Bloomsbury newsletter, 31 March 2017
The financial industry is a magnet for jargon. Some of it can be useful, but some can be downright dumb. Top of the 'dumb' list would be a headline that has consistently appeared in many financial publications since 2009. That is, "The easy money has been made".
This comment gives the impression that the past market gains were obviously going to occur. Nothing could be further from the truth.
Yes, many share markets have surged since March 2009. In fact, it's been one of the strongest eight year rallies in history. However, if you think any of that was perfectly foreseeable - or easy - you are suffering from a severe case of 'hindsight bias'.
Hindsight bias (also known as the 'I knew it all along phenomenon') is the irresistible tendency to believe - after an experiment, sports event, election or investment, for example - that the outcome was foreseeable. After the share market drops (it was "due for a correction") or an election is lost (by a "terrible candidate"), the outcome seems obvious, and thus, blameworthy.
However, as research shows, we often do not expect something to happen until it does. Only then do we clearly see the forces that triggered the event, and feel unsurprised. Because outcomes seem as if they should have been foreseeable, we are more likely to blame decision makers for what are, in retrospect, 'obvious' bad choices, rather than praise them for good ones (which also seem obvious). As the 19th century philosopher Søren Kierkegaard said, "Life is lived forwards, but understood backwards."
At every step during the last eight years there has been a seemingly persuasive argument that share values had risen too far and were bound to fall.
In 2009 there was much written about the world teetering on the edge of the second Great Depression. In 2010 we were concerned about the European debt crisis and the over valuation of share markets. 2011 saw oil prices jump 25% and the threat of a double dip recession. 2012 saw Greece fall apart (for the first time). 2013 saw a downgrade in US debt. 2014 saw the end of quantitative easing and a slowdown in the Chinese economy. In 2015 it was Greece (again), China (again) and slumping commodities markets. And last year it was Brexit and Donald Trump.
You can go back even further than this and the picture doesn't change. Every year without exception there has been a compelling reason to worry and an argument to sell shares. Clearly, it has been far from easy over the past eight years. In fact, the future was just as uncertain and scary back then as it might appear to be today.

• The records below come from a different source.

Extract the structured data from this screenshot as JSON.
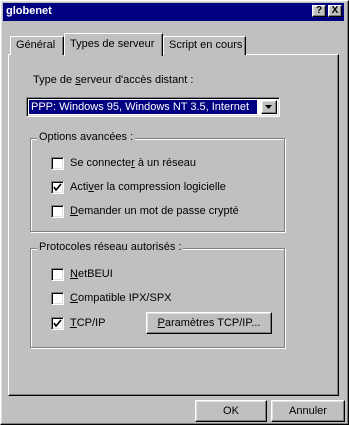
{
  "window": {
    "title": "globenet",
    "help_btn": "?",
    "close_btn": "X"
  },
  "tabs": [
    {
      "label": "Général"
    },
    {
      "label": "Types de serveur"
    },
    {
      "label": "Script en cours"
    }
  ],
  "server_type": {
    "label_pre": "Type de ",
    "label_u": "s",
    "label_post": "erveur d'accès distant  :",
    "value": "PPP: Windows 95, Windows NT 3.5, Internet"
  },
  "advanced_options": {
    "legend": "Options avancées :",
    "items": [
      {
        "pre": "Se connecte",
        "u": "r",
        "post": " à un réseau",
        "checked": false
      },
      {
        "pre": "Acti",
        "u": "v",
        "post": "er la compression logicielle",
        "checked": true
      },
      {
        "pre": "",
        "u": "D",
        "post": "emander un mot de passe crypté",
        "checked": false
      }
    ]
  },
  "protocols": {
    "legend": "Protocoles réseau autorisés :",
    "items": [
      {
        "pre": "",
        "u": "N",
        "post": "etBEUI",
        "checked": false
      },
      {
        "pre": "",
        "u": "C",
        "post": "ompatible IPX/SPX",
        "checked": false
      },
      {
        "pre": "",
        "u": "T",
        "post": "CP/IP",
        "checked": true
      }
    ],
    "tcpip_settings_u": "P",
    "tcpip_settings_rest": "aramètres TCP/IP..."
  },
  "buttons": {
    "ok": "OK",
    "cancel": "Annuler"
  }
}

Only in hindsight do things look so obvious, like, "of course stocks were easy money in 2009. They were abnormally cheap and the US economy was just about to enter a multiyear recovery." But how many people actually believed that in 2009? Not many.
The reason you make money in the share market is because you are willing to hold assets where the future is unknown, bad things can happen, and outcomes are far from certain. Ultimately, you are getting paid for assuming these risks. There is never, ever, such a thing as easy money. There are only hindsight perceptions, and those perceptions are twisted by time and rewritten in our heads as memories of something they weren't.
1. Unsustainable markets can last for years longer than you think. The entire history of economics is a continuous ride of unsustainable booms and busts. We may be able to come up with a statistical average of where things should eventually revert to, but the economy and the share market rarely spend any time near average.
"It's different this time" is not the most dangerous phrase in investing. "I'll invest when things are back to normal" is far worse.
2. Good investing takes effort and often involves pain. Investors pay a high price for comfort and get paid a high price for doing what few others will. That will always be the case.
3. The future is as uncertain as the past is obvious, but it's easy to convince yourself of the opposite.